FH: Some would argue that’s where health IT has failed—failing to consider physician workflow or patient needs or any of that before diving ahead? Do you think that’s true?

TM: The few tech companies I’ve interacted with, their intentions are awesome. I think everyone gets motivated by the calling that medicine has—I know I certainly have been. It’s a great thing to be associated with. But coding is only part of the issue. We certainly need it, but it’s just part of it.

I think the other thing we’d like to think about bringing to bear is the intellectual rigor and academic rigor Washington University has. Obviously, in the traditional realm of medical research, we are very rigorous about how do you set up the trial, how do you do the basic science. I think we can provide that same methodical rigor to find out how does a care delivery intervention work? Does it actually do what it purports to do? Does it do it in an economical way? Are there unintended consequences we didn’t anticipate?

I think doing that really hard analysis is something we have the talent for. It’s tricky to do and it’s difficult, but I think we’re seeing through examples like Theranos that if you’re operating evidence-free, you’re going to stumble pretty quickly.

FH: I know you went over the overall focus of the innovation lab, but are there any specific innovations you’re looking at right away?

TM: I think there’s a real role of not shaking the hand of the patient on the way out the door and wishing them luck.

There’s been a lot of cool puzzle pieces I’ve seen on managing that transition and continuing the relationship with that patient as they move home. I was most recently at the VA and the VA has a high percentage of patients in rural locations. I was practicing in Colorado and some of my guys were in God knows where Wyoming and Montana, super far away from medical centers.

What the VA started doing, which I thought was quite innovative, was they would send them home with an iPad and an exercise machine. It made more sense financially to set them up at home. They would actually have a live video connection with a cardiac rehab specialist three times a week and they can go through all of the things cardiac rehab offers at the home. They never had to leave, even in the middle of a snowstorm.

There’s a lot of telehealth going on, but that whole idea of bringing care to the patient is something there is a lot of interest in here. And the trick will be to understand our population what their needs are, what their home life is like, and tailor the care intervention appropriately.

On the community side, there has been a lot of interest in public health to look into the gun violence that is, unfortunately, a pretty big part of the St. Louis scene.
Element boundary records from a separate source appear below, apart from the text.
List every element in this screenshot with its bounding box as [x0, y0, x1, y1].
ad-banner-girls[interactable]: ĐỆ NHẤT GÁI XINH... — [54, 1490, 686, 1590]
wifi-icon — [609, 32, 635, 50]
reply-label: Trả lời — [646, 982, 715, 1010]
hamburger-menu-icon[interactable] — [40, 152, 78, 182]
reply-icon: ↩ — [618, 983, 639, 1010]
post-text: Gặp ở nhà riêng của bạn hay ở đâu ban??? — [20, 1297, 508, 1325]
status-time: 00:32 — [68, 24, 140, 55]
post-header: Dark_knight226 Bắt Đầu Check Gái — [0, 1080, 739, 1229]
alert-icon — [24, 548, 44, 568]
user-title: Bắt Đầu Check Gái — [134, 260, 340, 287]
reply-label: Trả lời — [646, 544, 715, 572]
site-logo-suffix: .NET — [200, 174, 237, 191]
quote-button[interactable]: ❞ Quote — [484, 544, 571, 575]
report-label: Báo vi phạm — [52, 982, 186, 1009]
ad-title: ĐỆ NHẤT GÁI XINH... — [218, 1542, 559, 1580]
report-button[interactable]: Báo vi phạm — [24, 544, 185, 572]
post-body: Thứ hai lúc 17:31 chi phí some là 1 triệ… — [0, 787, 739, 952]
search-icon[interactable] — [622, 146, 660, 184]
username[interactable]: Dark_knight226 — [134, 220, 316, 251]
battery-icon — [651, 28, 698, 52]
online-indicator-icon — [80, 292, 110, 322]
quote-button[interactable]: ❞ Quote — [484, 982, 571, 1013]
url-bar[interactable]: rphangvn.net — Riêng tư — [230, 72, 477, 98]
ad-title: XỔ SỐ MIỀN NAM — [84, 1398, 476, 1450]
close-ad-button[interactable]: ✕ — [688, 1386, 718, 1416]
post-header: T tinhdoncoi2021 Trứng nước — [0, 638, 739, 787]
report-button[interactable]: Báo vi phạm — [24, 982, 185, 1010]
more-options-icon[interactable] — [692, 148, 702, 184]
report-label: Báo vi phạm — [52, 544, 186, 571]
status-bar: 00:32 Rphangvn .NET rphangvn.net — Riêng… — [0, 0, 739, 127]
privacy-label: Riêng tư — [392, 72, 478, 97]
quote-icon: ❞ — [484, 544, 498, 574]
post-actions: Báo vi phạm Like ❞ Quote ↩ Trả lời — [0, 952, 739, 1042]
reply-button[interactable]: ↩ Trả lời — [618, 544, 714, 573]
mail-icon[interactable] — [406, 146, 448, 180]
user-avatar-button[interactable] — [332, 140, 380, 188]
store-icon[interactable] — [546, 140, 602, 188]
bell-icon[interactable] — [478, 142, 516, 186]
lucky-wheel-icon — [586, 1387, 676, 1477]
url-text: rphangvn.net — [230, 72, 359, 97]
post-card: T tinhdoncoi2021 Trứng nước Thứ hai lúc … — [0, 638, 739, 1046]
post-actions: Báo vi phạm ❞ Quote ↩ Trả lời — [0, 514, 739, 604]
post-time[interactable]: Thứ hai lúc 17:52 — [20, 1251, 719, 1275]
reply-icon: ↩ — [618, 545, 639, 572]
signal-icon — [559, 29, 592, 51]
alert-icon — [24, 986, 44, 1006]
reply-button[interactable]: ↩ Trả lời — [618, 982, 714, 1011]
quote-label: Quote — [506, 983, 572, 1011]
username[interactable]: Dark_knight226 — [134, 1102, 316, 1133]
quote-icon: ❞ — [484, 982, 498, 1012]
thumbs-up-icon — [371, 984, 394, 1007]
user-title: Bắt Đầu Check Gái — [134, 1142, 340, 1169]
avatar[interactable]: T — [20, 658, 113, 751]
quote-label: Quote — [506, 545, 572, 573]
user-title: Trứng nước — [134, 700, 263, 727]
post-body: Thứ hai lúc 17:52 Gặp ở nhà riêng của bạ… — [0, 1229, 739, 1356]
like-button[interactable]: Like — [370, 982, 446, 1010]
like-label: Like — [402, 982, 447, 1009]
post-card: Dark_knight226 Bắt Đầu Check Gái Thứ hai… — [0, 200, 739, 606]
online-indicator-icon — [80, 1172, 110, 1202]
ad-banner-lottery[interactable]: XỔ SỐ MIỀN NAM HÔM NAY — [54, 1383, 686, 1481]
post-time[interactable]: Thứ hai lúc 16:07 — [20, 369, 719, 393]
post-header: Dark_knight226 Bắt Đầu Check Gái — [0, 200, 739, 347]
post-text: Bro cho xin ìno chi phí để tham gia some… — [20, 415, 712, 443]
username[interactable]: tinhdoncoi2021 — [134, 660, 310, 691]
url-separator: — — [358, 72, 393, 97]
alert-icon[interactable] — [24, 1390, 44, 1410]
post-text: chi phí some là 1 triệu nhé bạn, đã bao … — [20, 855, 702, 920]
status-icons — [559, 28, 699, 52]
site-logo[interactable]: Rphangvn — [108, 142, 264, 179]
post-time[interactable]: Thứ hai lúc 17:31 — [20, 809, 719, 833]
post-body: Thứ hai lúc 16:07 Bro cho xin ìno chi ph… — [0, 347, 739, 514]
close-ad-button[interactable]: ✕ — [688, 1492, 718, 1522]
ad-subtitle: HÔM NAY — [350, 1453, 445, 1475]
They have started some very early programs combining ER data from 15 or so ERs that are a part of BJC with St. Louis police department data to start to understand where there are hotspots of gun violence both in terms of location, dates and other factors.

Once you have a triangulation of that data, you can start to dig into source causes of that violence, you can start to think about staffing your police and ER staff appropriately. You start to become a little more anticipatory and ultimately preventative.

It’s trying to use pretty disparate data sources, but when put together they could be pretty inciteful.